Most people are not interested in the environment. They’re just trying to get by, keep their job if they’re lucky enough to have one, pay the mortgage/rent, feed the family, be happy – or at least, content. How can we wake them up and engage them?

I appreciate the inherent arrogance in this question. Just because I think the environment is important, why should other people agree with me?

This question in turn begs several more questions, which deserve investigation.

First, IS the environment important?

Some people believe that we are in the end times, so we may as well burn it up and wear it out, because in a few years or decades it will all be over anyway. Here is not the place to debate the veracity of this worldview, but I’d just like to say that if there is any doubt at all as to whether it is true, we had best err on the side of caution and hang onto enough resources to last us for the foreseeable future. (More on the notion of “foreseeable” in a future blog post.)

Treading lightly on the Earth
Treading lightly on the Earth

Second, why should the environment be important to ME? (ME in this context being the generic individual, not ME Roz Savage.) The impacts won’t be felt until after I am dead, and I have more than enough immediate worries, so don’t bother me with long-term hypotheticals.

Putting to one side for now questions about how long it will be before serious impacts are felt, I’d just like to challenge this mindset by asking: Where is your sense of legacy? If you believe that this generation is seriously impacting the long-term health of our species and our planet, do you not care how history will judge us? If humans of a couple of centuries ago had bequeathed to us a right old mess of indestructible trash and an impoverished biosphere, wouldn’t we feel justifiably aggrieved? Is that really how you want your grandchildren to feel about you (okay, great nieces and nephews if you don’t have children – which, environmentally, is a great idea)?

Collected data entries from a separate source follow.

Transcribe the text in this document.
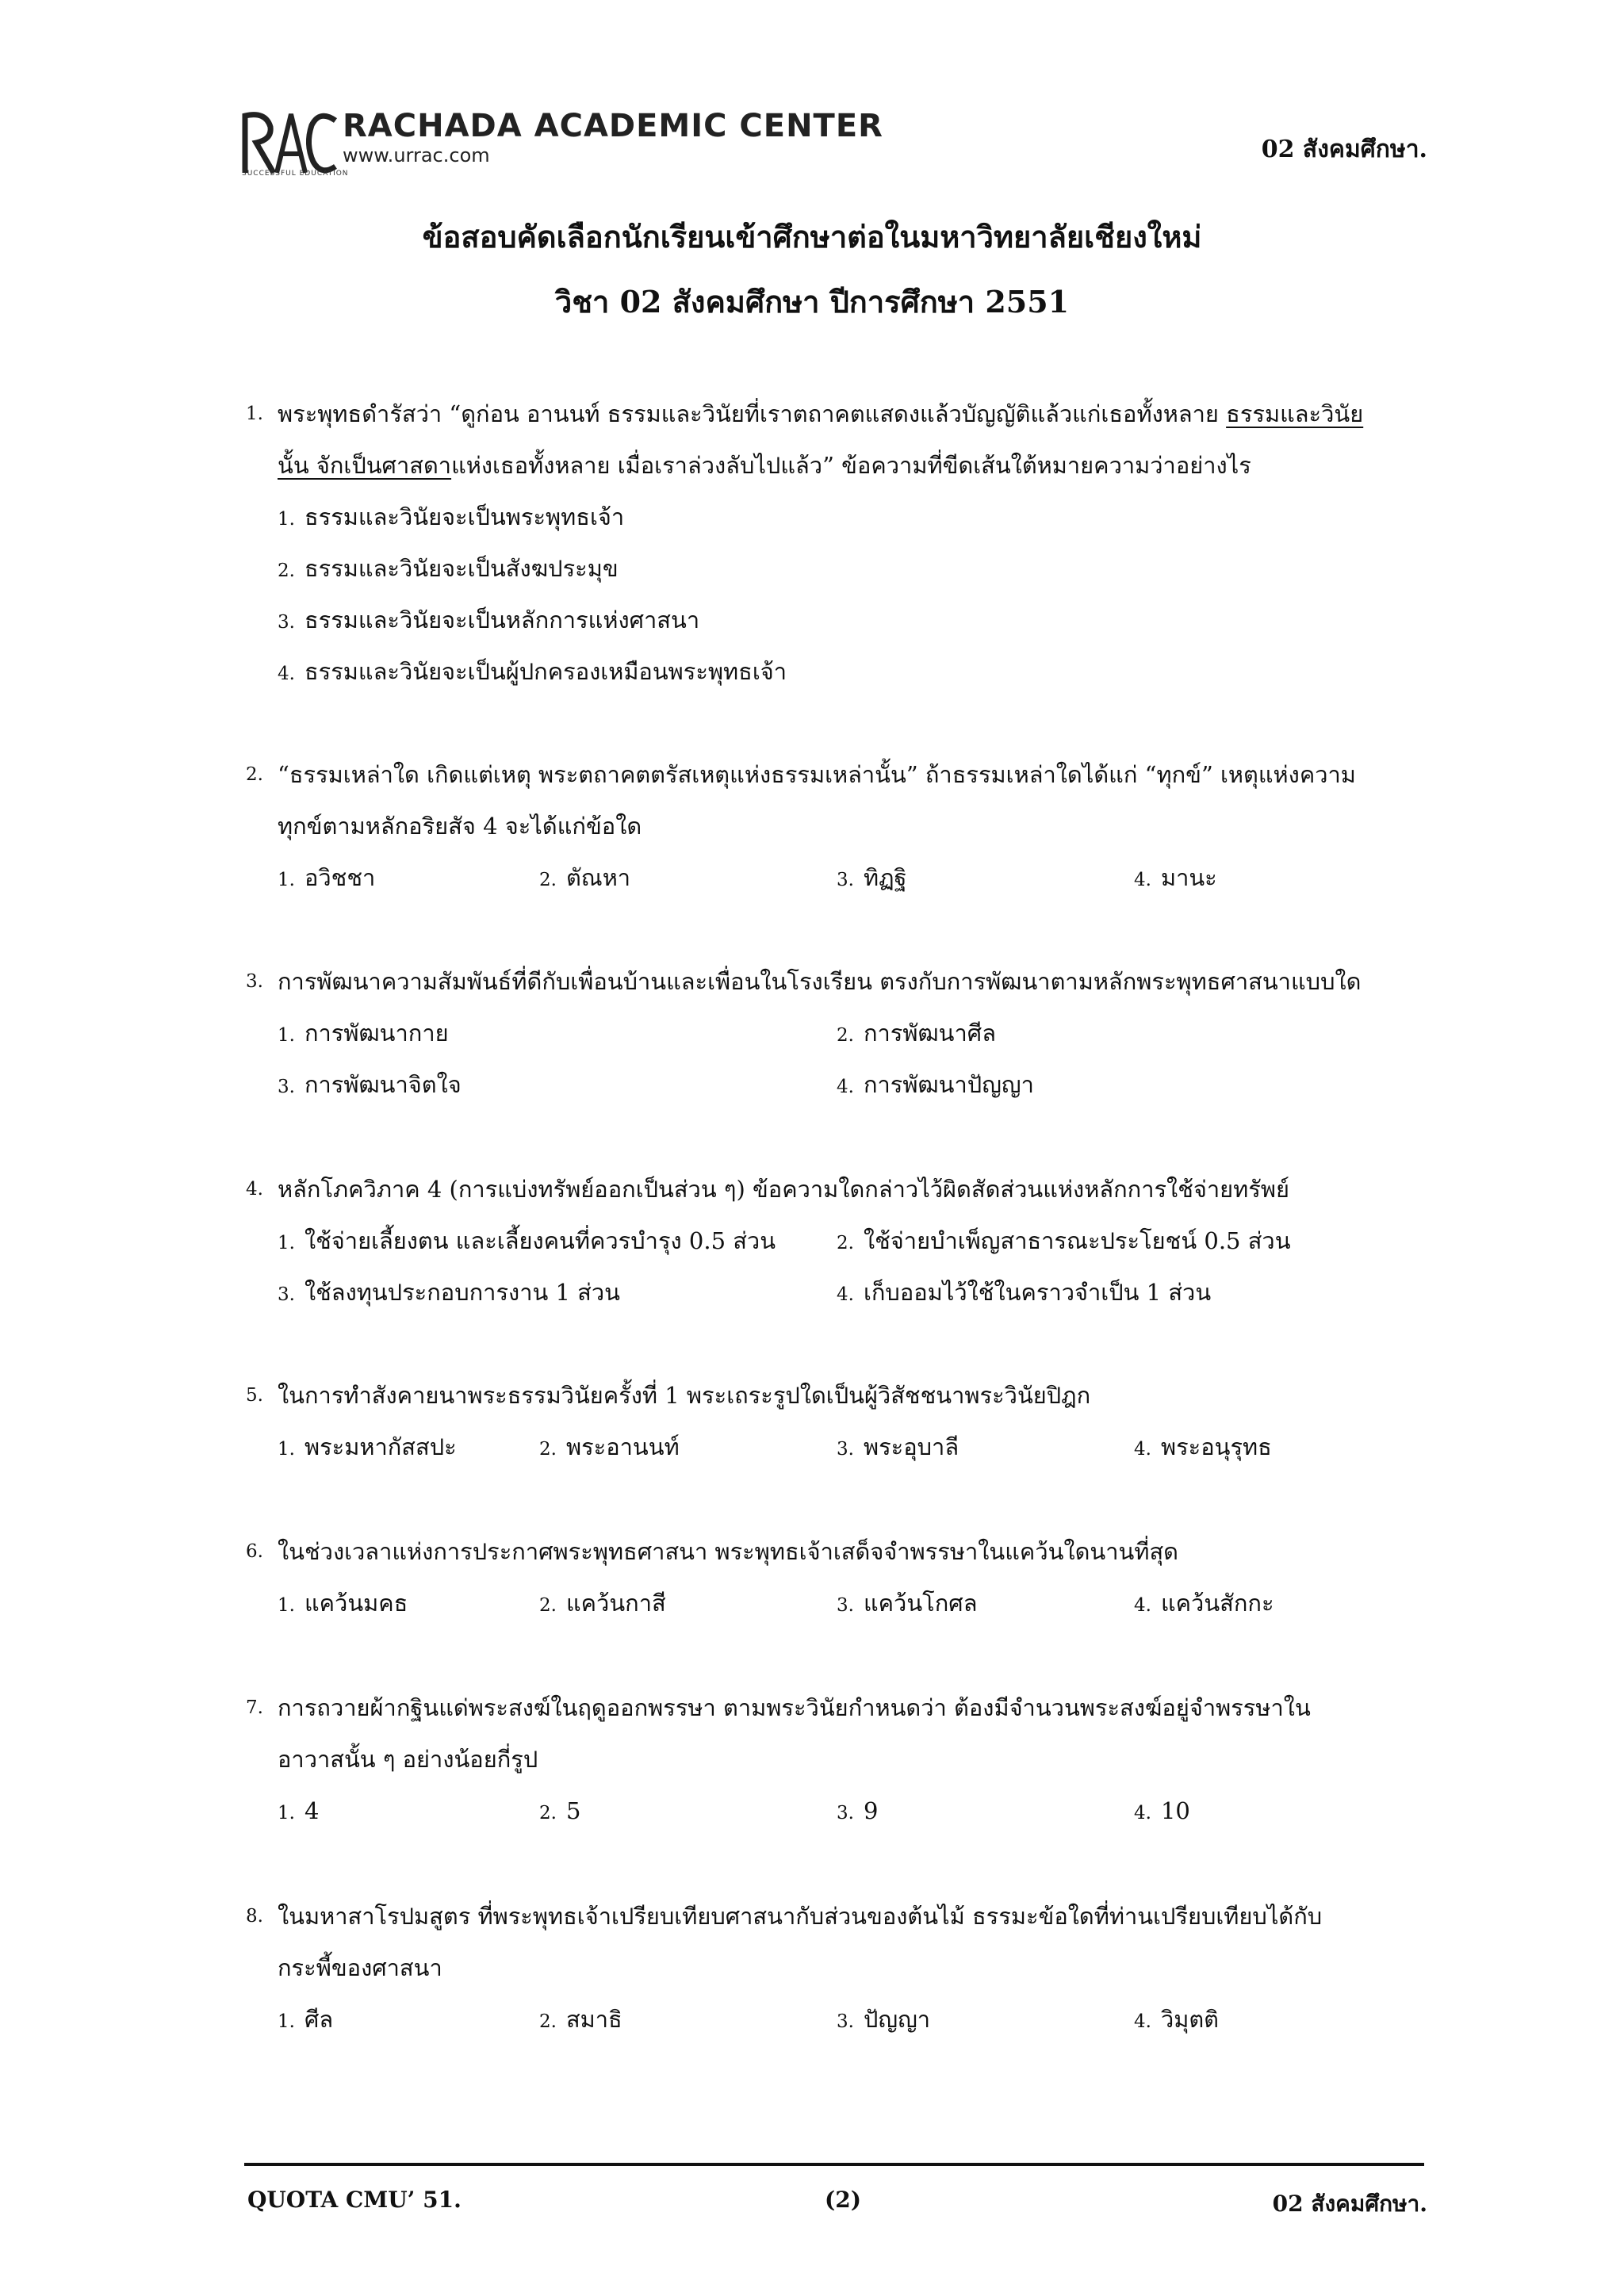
RACHADA ACADEMIC CENTER
www.urrac.com
SUCCESSFUL EDUCATION
02 สังคมศึกษา.
ข้อสอบคัดเลือกนักเรียนเข้าศึกษาต่อในมหาวิทยาลัยเชียงใหม่
วิชา 02 สังคมศึกษา ปีการศึกษา 2551
1. พระพุทธดำรัสว่า “ดูก่อน อานนท์ ธรรมและวินัยที่เราตถาคตแสดงแล้วบัญญัติแล้วแก่เธอทั้งหลาย ธรรมและวินัย
นั้น จักเป็นศาสดาแห่งเธอทั้งหลาย เมื่อเราล่วงลับไปแล้ว” ข้อความที่ขีดเส้นใต้หมายความว่าอย่างไร
1. ธรรมและวินัยจะเป็นพระพุทธเจ้า
2. ธรรมและวินัยจะเป็นสังฆประมุข
3. ธรรมและวินัยจะเป็นหลักการแห่งศาสนา
4. ธรรมและวินัยจะเป็นผู้ปกครองเหมือนพระพุทธเจ้า
2. “ธรรมเหล่าใด เกิดแต่เหตุ พระตถาคตตรัสเหตุแห่งธรรมเหล่านั้น” ถ้าธรรมเหล่าใดได้แก่ “ทุกข์” เหตุแห่งความ
ทุกข์ตามหลักอริยสัจ 4 จะได้แก่ข้อใด
1. อวิชชา	2. ตัณหา	3. ทิฏฐิ	4. มานะ
3. การพัฒนาความสัมพันธ์ที่ดีกับเพื่อนบ้านและเพื่อนในโรงเรียน ตรงกับการพัฒนาตามหลักพระพุทธศาสนาแบบใด
1. การพัฒนากาย	2. การพัฒนาศีล
3. การพัฒนาจิตใจ	4. การพัฒนาปัญญา
4. หลักโภควิภาค 4 (การแบ่งทรัพย์ออกเป็นส่วน ๆ) ข้อความใดกล่าวไว้ผิดสัดส่วนแห่งหลักการใช้จ่ายทรัพย์
1. ใช้จ่ายเลี้ยงตน และเลี้ยงคนที่ควรบำรุง 0.5 ส่วน	2. ใช้จ่ายบำเพ็ญสาธารณะประโยชน์ 0.5 ส่วน
3. ใช้ลงทุนประกอบการงาน 1 ส่วน	4. เก็บออมไว้ใช้ในคราวจำเป็น 1 ส่วน
5. ในการทำสังคายนาพระธรรมวินัยครั้งที่ 1 พระเถระรูปใดเป็นผู้วิสัชชนาพระวินัยปิฎก
1. พระมหากัสสปะ	2. พระอานนท์	3. พระอุบาลี	4. พระอนุรุทธ
6. ในช่วงเวลาแห่งการประกาศพระพุทธศาสนา พระพุทธเจ้าเสด็จจำพรรษาในแคว้นใดนานที่สุด
1. แคว้นมคธ	2. แคว้นกาสี	3. แคว้นโกศล	4. แคว้นสักกะ
7. การถวายผ้ากฐินแด่พระสงฆ์ในฤดูออกพรรษา ตามพระวินัยกำหนดว่า ต้องมีจำนวนพระสงฆ์อยู่จำพรรษาใน
อาวาสนั้น ๆ อย่างน้อยกี่รูป
1. 4	2. 5	3. 9	4. 10
8. ในมหาสาโรปมสูตร ที่พระพุทธเจ้าเปรียบเทียบศาสนากับส่วนของต้นไม้ ธรรมะข้อใดที่ท่านเปรียบเทียบได้กับ
กระพี้ของศาสนา
1. ศีล	2. สมาธิ	3. ปัญญา	4. วิมุตติ
QUOTA CMU’ 51.	(2)	02 สังคมศึกษา.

Third, nothing I do as an individual will make a difference, so why should I bother?

It is true that there are now 7.1 billion of us, and so it is easy to feel that anything we do is a tiny drop in a very big ocean. But history shows that the impact of an individual can be completely disproportionate. I’m not just talking about a great leader like Martin Luther King, Gandhi, Nelson Mandela etc. I’m talking about that person who might be the pillar of your community, or the teacher/pastor/journalist whose views you respect, but most especially the person you get talking to in the checkout line who somehow strikes a chord and makes you see things in a different way – that person who has brought their own grocery bag, or who asks if the fish has been sustainably caught, or chats to the checkout clerk about why they have chosen organic and non-GMO.

Word of mouth is the most powerful method of communication that we have at our disposal. Sure, if you stop eating fish it is not going to stop the ocean ecosystem from collapsing. But talk about it to friends, family, colleagues – not like the self-righteous loony tune that everbody avoids, but just quietly and calmly and rationally – and for the sake of your friendships, better make it briefly, too. People will take it more seriously from you than they do from the media. You’ve got the power to start changing the world – one conversation at a time.

But at the same time, we have to respect other people’s right to disagree. You never win an argument by being right. Human beings are much more complicated than that. Even if you manage to persuade someone to change their mind (congratulations!) it’s even harder to get them to change their behaviour – as the environmental movement has amply demonstrated over the last few decades.


I want to explore these issues over the coming weeks and months – how the quirks of human psychology are getting in the way of good decision-making, especially with regard to the stewardship of our Earth. I’m very open to comments, questions, and suggestions for what directions this might take. Post a comment and tell me your thoughts!



  • I have a theory that unless a problem impacts on a person’s senses then they won’t see the problem and take any action. Sadly unless you are reading this page and have an interest in the subject of this blog that may be true.

    My evidence is as follows. The Great Stink in the mid 1800’s. When the MP’s had enough of the smell they did something about pollution of the River Thames. A century later we had smogs in London which led to the Clean Air Acts after people found they couldn’t see anymore. In the 1980’s people objected to incinerator’s and we now have better legislation for them. Today people object to landfill on the grounds of smell. They don’t like wind or solar farms because it spoils their view.
    Where does CO2 or plastic in an ocean impact on an individuals senses? They don’t immediately see, hear, smell or taste it so they aren’t bothered. How would I start? A poster on advertising boards. A picture of fish and chips on a plate with a knife and fork either side. The fish has plastic coming out of it. The headline ‘How much plastic is in your fish tonight?’ Associate what people do now to the impacts in a blunt visual way. You need something simple that people remember.
    We try to get our message over by reasoned argument. A Psychologist might suggest we need something a bit smarter (simpler?) to get our message across to the masses.